AR provides an invaluable means for guiding individuals to interact with your product and triggers a greater likelihood for follow-through purchases. AR for marketing and advertising is no longer a sole functional business level concern- it’s directly impacting sales and positive consumer sentiment, both of which are (or should be) of concern to CEOs across any industry.
Value of AR
Coincidentally, Augmented and Virtual Reality lie at the very heart of my company, The Glimpse Group. We enhance products and services across various industries through our 8 subsidiary companies, one of which focuses specifically on personifying marketing tactics to strengthen brand identities. Companies are increasingly recognizing the value that AR reaps for their brands in the long term through its ability to spur awareness, increase engagement, and stand out in the eyes of consumers:
- Brand Awareness: Ben and Jerry launched a new ice cream flavor through a fun and interactive AR filter on Facebook. By having people catch marshmallows in their mouths, the company was able to hook in their audience and seamlessly promote their new product in the process.
- Engagement: Together with The Glimpse Group, eyewear manufacturer Bolle created an interactive AR filter to bring customers closer to their new Phantom goggles while mitigating the feeling of unease when committing to buying items online due to COVID. The experience allows customers to view the goggles on their faces, as well as giving them a near realistic idea of how they would view their surroundings with the goggles on, using the rearview camera.
- Wow-factor: Print media isn’t dead, especially when AR has something to do with it! AdWeek partnered with Glimpse in 2018 to debut M&M’s Super Bowl LII spot by augmenting their Super Bowl cover for the first time.
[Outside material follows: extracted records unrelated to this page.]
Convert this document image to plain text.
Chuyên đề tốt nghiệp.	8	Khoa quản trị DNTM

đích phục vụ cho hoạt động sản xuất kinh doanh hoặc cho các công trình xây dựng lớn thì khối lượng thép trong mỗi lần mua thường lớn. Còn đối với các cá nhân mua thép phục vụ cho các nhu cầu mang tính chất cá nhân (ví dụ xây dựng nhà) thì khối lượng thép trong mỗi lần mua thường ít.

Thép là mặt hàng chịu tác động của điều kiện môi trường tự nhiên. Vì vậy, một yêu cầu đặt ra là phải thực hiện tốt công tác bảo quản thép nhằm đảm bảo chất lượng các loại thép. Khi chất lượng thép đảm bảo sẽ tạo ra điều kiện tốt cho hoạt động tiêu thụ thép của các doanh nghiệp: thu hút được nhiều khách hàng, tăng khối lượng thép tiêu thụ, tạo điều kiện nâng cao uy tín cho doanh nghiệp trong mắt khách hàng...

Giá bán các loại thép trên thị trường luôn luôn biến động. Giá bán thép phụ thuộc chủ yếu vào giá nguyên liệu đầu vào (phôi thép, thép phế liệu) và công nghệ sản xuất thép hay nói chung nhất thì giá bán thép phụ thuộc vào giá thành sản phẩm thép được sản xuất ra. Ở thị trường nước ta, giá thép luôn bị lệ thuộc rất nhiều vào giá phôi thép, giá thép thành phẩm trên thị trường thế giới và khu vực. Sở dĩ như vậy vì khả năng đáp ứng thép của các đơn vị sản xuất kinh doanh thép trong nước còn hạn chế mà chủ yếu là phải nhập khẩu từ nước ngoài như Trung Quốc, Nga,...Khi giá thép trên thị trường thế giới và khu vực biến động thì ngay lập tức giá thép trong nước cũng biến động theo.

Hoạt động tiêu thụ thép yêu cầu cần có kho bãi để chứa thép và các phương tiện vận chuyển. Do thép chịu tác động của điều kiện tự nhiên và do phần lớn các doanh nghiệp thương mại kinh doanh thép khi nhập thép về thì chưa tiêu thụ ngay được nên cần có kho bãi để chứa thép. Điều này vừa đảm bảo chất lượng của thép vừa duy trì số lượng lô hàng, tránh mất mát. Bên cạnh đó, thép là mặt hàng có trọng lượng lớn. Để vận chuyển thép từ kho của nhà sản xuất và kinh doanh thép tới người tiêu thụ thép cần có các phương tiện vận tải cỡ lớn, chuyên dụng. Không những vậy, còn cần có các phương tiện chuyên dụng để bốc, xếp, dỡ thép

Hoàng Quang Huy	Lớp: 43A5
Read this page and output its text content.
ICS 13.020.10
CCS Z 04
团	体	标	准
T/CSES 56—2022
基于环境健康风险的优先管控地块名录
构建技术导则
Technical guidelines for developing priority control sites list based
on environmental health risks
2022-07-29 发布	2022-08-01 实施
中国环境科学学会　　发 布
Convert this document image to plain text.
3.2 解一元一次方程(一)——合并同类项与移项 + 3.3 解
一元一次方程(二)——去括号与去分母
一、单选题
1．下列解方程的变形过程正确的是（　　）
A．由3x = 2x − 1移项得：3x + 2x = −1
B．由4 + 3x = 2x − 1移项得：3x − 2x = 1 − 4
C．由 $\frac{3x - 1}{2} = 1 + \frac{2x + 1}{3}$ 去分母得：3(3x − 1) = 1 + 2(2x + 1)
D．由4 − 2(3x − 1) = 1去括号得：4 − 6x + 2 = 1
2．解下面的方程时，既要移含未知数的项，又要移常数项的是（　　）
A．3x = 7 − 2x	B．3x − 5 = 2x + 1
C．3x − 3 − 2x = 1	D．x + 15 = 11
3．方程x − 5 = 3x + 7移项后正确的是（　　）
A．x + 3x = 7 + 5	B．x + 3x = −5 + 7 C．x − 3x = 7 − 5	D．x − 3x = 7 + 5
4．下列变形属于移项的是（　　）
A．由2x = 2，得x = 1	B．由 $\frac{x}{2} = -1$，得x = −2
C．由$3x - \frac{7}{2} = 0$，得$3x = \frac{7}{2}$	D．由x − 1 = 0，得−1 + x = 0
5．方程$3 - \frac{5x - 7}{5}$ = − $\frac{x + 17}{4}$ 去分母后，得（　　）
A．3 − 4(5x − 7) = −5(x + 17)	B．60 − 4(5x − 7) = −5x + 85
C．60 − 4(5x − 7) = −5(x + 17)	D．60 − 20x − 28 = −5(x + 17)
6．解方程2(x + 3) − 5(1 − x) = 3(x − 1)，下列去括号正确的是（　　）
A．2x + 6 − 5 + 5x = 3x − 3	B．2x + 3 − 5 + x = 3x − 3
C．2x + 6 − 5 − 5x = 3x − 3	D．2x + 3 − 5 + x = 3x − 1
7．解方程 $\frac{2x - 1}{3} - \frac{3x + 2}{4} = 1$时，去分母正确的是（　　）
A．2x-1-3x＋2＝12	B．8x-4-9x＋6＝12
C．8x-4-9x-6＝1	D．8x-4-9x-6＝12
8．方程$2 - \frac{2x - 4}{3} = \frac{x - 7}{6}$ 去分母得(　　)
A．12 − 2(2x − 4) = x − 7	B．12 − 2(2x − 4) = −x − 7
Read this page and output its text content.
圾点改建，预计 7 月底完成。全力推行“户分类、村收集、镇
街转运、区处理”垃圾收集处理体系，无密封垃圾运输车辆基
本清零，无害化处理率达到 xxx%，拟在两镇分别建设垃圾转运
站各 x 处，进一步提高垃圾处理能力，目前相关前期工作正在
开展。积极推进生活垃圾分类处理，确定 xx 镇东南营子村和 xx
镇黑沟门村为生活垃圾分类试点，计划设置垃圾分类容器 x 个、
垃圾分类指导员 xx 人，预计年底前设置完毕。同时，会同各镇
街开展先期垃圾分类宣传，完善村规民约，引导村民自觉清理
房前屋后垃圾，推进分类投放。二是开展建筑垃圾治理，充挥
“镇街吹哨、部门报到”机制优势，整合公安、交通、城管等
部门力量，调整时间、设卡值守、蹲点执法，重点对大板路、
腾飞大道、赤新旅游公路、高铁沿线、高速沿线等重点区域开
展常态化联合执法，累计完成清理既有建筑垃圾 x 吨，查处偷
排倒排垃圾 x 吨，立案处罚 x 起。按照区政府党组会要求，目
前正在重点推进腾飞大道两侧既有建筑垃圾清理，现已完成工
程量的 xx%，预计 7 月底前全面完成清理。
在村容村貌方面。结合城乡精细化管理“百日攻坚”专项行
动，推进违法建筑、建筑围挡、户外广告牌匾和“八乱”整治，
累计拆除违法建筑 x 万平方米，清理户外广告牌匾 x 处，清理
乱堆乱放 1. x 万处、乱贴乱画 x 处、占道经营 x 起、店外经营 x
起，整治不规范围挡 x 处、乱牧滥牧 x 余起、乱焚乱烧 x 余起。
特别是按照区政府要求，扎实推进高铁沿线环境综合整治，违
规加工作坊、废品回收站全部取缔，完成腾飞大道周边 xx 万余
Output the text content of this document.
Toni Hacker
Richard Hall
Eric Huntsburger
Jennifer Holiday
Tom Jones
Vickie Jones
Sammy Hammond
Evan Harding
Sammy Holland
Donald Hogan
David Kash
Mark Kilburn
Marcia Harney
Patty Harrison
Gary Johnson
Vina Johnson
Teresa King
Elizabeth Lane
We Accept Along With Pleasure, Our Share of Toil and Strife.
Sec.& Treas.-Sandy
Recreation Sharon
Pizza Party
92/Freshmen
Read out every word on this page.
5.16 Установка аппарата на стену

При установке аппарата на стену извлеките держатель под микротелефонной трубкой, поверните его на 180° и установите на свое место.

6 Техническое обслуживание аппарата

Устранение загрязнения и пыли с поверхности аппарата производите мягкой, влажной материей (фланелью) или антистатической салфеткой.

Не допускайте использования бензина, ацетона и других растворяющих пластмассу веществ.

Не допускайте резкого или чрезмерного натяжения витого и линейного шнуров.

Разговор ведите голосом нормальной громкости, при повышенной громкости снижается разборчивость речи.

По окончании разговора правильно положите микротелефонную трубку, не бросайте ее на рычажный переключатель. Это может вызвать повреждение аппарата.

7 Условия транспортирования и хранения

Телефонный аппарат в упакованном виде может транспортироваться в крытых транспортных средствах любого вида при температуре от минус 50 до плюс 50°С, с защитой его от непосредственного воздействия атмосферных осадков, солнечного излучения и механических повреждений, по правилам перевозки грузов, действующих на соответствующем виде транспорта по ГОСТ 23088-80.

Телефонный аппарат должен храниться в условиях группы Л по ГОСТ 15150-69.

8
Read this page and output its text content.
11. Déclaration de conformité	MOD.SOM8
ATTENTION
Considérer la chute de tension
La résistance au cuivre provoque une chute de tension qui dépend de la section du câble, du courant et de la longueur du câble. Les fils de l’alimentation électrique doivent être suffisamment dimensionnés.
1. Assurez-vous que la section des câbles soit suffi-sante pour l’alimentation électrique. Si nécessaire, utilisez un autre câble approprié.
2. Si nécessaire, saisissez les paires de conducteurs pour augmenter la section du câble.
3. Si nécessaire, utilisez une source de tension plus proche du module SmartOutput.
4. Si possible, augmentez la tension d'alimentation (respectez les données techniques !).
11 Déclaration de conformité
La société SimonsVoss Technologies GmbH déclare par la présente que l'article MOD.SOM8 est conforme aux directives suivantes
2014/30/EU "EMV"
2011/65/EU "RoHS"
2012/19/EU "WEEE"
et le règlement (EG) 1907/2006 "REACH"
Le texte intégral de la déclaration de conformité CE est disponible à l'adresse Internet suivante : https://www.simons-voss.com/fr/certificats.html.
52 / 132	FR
By pointing a smart device towards the cover, an animation and video appear on the screen, making the already standout-Super Bowl-event that much more fresh.
Why CEOs should pay attention to AR
Oftentimes, CEOs resist adapting current strategies to better fit a fluctuating external environment because of an attachment to a previous way of doing things. The issue of this management view lies in its perception of the company as the sole driver of its fate. In reality, the company is one of many in a sea of rolling currents that dictate the direction it’ll be facing. The latest current: coronavirus. The current direction: an emphasis on e-commerce and online advertising.
It’s pivotal for CEOs to understand the importance that Augmented Reality plays by feeding into an emerging need to stay connected with consumers in a crowded virtual space. Regardless of whether this pandemic is a short-term event or is here to stay, the capability of going beyond video and 2D modes of customer interaction will be the newest metric of determining business success.